As cartas de amor de Mónica Calle
Mónica Calle foi desafiada a criar um espectáculo para o Pequeno Auditório da Culturgest, em Lisboa, e vai estrear, amanhã, ‘Julieta – Cartas Fragmentárias a um Amor Perdido’, uma criação para ver apenas até à próxima terça-feira.
Apesar do título, porém, que ninguém se convença que vai ver William Shakespeare em palco.

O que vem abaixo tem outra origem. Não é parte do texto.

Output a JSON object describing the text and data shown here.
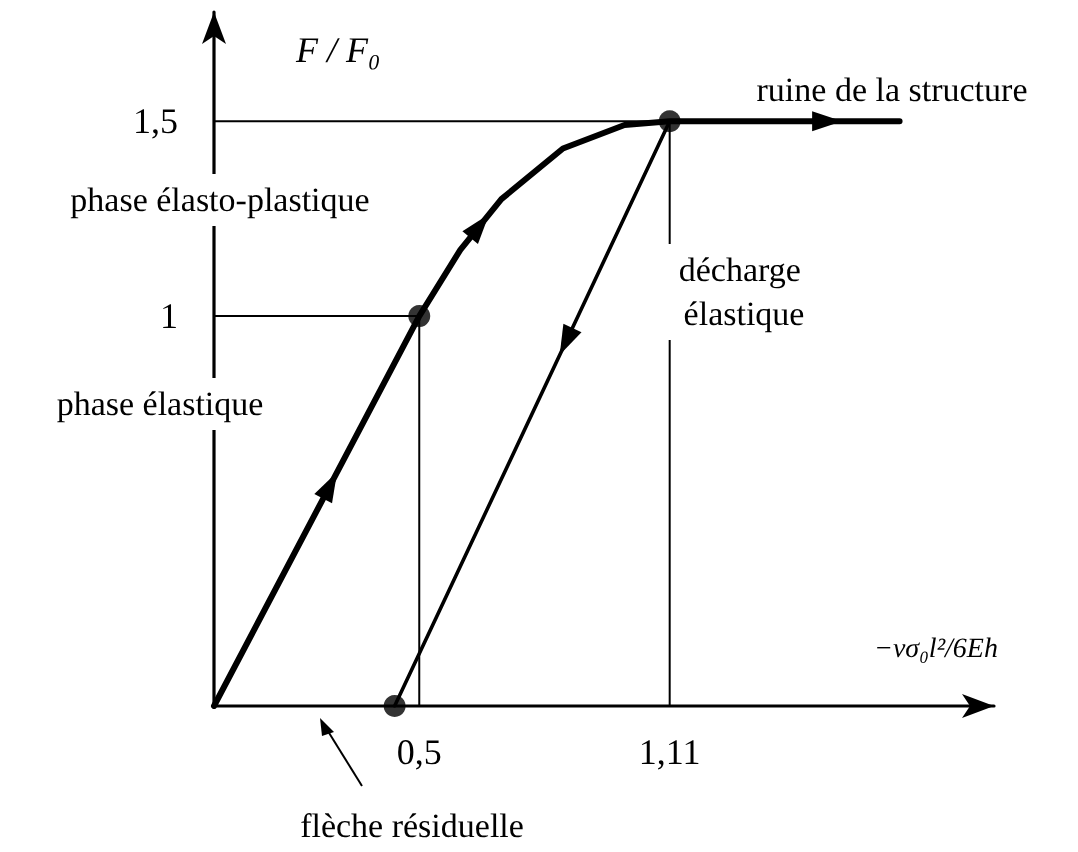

Três actrizes – Ana Ribeiro, Mónica Garnel e Rita Só – dizem, à vez, cartas de amor que se inspiram na peça ‘Romeu e Julieta’ do dramaturgo isabelino, mas também em textos de Bernardim Ribeiro, Heiner Müller, Anton Tchekov e Arthur Rimbaud.
Num espectáculo que é quase uma síntese do trabalho de Mónica Calle, a criadora cita-se a si própria, usando temas, situações, gestos e frases inteiras de espectáculos anteriores. Claro que isto só será detectável pelos seus espectadores habituais... Quem não tem essas referências, ficará a zero.
Aliás, o espectáculo é tão típico de Mónica Calle que a encenadora recriou, no palco da Culturgest, o ambiente degradado onde costuma trabalhar: a Casa Conveniente, no Cais do Sodré. Ao entrarmos no Pequeno Auditório, vemo-nos, literalmente, perante um cenário de obras. Um plástico enorme cobre o chão, há tijolos, sacas de cimento e de areia amontoados, há tábuas e caixas de cartão velho. São as próprias actrizes que regulam a (pouquíssima) luz do espectáculo, com lanternas. Há pó de cimento por todo o lado.
E é aqui que se evocam os temas típicos da criadora: amor, sexo, maternidade, amizade, solidariedade, revolução. É aqui que a nudez, habitual na maioria dos espectáculos de Calle, aparece de forma mais sugerida do que real: as actrizes ficam em roupa interior, imersas na mais profunda obscuridade. Finalmente, há uma quarta actriz em cena – Alexandra Gaspar – cuja presença parece representar a própria encenadora. Ela manuseia livros, lê frases sugestivas... Como se estivesse à procura, dentro do seu baú literário, dos textos que irá levar à cena, na boca das restantes actrizes.
Por tudo isto, ‘Julieta’ recomenda-se sobretudo a quem aprecie o trabalho de Mónica Calle. Até ao próximo dia 22.